If you are willing to limit Delegate to only using function pointers the you can do it with what you have. That would look like

struct Delegate {
    std::vector<void(*)()> funcs;

    template<class T> void operator+=(T mFunc)
    {
        funcs.push_back(mFunc);
    }

    template<class T> void operator-=(T mFunc)
    {
        funcs.erase(std::remove(funcs.begin(), funcs.end(), mFunc), funcs.end());
    }

    void operator()() {
        for (auto& f : funcs) f();
    }
};

If you don't want to do so, then you need to change you approach. You could have operator += return an index to the inserted function, and then you can change operator -= to take that index and remove that element. see eerorika's answer for a suggestion on how to return iterators to the functions.

Answer 2

Is this possible in C++?

Not like this. Function wrappers cannot be compared for equality. This is a limitation in their design.

One option is to use function pointers. They can be compared for equality. But then you cannot use stateful function objects. NathanOliver shows an example of this.
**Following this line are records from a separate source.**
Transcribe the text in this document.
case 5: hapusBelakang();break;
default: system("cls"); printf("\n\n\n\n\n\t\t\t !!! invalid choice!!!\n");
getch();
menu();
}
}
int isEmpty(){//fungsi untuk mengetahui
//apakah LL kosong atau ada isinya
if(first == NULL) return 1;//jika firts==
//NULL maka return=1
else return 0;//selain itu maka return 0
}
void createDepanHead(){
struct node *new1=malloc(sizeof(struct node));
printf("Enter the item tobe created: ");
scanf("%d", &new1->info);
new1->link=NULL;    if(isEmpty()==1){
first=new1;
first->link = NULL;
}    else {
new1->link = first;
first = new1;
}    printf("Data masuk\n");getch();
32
Another alternative design would be to use a std::list as the container, and when ever you register a function, return iterator to it. Then, instead of erasing by passing the function, you can pass the iterator to be erased.

Answer 3

std::function objects are not directly comparable, but if you are only using regular functions (not e.g. member functions or capturing lambdas), you can use target() method to extract underlying pointer.

void operator-=(void(*mFunc)())
{
    auto pred = [&mFunc](const std::function<void()>& func) { return mFunc == *func.target<decltype(mFunc)>(); };
    funcs.erase(std::remove_if(funcs.begin(), funcs.end(), pred), funcs.end());
}

I changed the type T to be function pointer explicitly, because std::function would need a different approach (calling target() on that too). You can overload your operator -= to handle std::function separately.

It's ugly, but it works.

---

Note: Above snippet doesn't really take into account type safety. target() will return nullptr if type declared by template does not match the actual type stored by std::function, and dereferencing nullptr will be disastrous. Since your code only seems to deal with free functions of signature void(), it shouldn't be much issue, but if you plan to use lambdas or something it may break.